SPANISH leaders have warned that their country is mired in a ''crisis of huge proportions'' as the government reels from the latest downgrade of its credit rating and is faced with record unemployment.

The jobless rate in the eurozone's fourth-largest economy hit 24.4 per cent, the highest in the industrialised world, in the first quarter of this year, signalling one in four Spanish workers is jobless. Among under-25s, the rate climbed to 52 per cent.

At least 1.7 million households now have no wage earner, an increase of almost 10 per cent since the start of the year.

Retail figures for last month showed sales fell for a 21st consecutive month as the country's recession bit down on consumer spending.

''The figures are terrible for everyone and terrible for the government,'' Jose Manuel Garcia-Margallo, the Foreign Affairs Minister, said. ''Spain is in a crisis of huge proportions.''

The gloomy figures piled pressure on Madrid after Spain's government debt was downgraded by Standard& Poor's, one of the triumvirate of global credit-rating agencies. The country's rating was cut by two notches from A to BBB+ with a negative outlook late last week, reflecting a loss of confidence in its ability to shoulder its national debts.

The tide of bad economic data from Spain is fuelling worries that the country will follow Greece, Ireland and Portugal into requiring an international bailout.

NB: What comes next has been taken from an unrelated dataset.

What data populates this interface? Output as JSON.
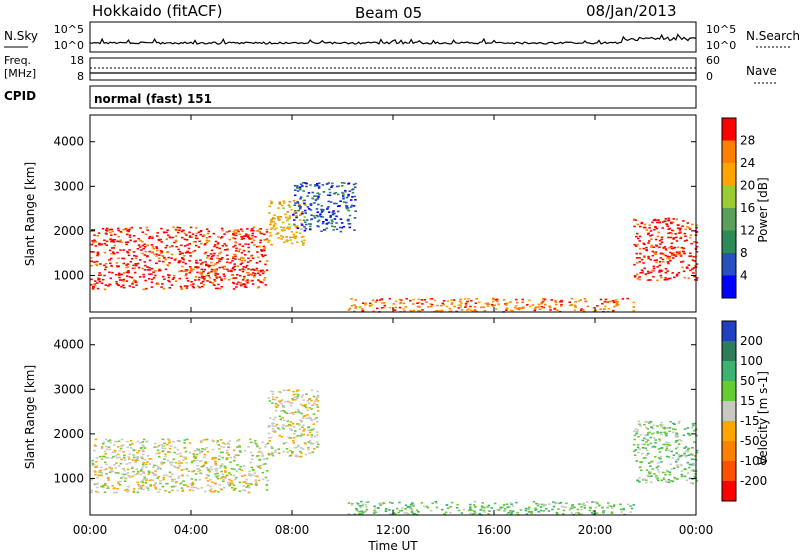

S&P said it did not expect Spain to default on its debt repayments. Nonetheless the yields, or implied interest rates, on 10-year Spanish government bonds surged to 6 per cent, seen as a psychologically important barrier for the markets, before falling slightly to the 5.9 per cent mark.

Spain is also faced with a fragile banking sector. Central bankers in Madrid said the country's lenders were saddled with problem property loans which totalled €184 billion ($234 billion), about 60 per cent of their property portfolios.

S&P sees ''an increasing likelihood that Spain's government will need to provide further fiscal support to the banking sector''.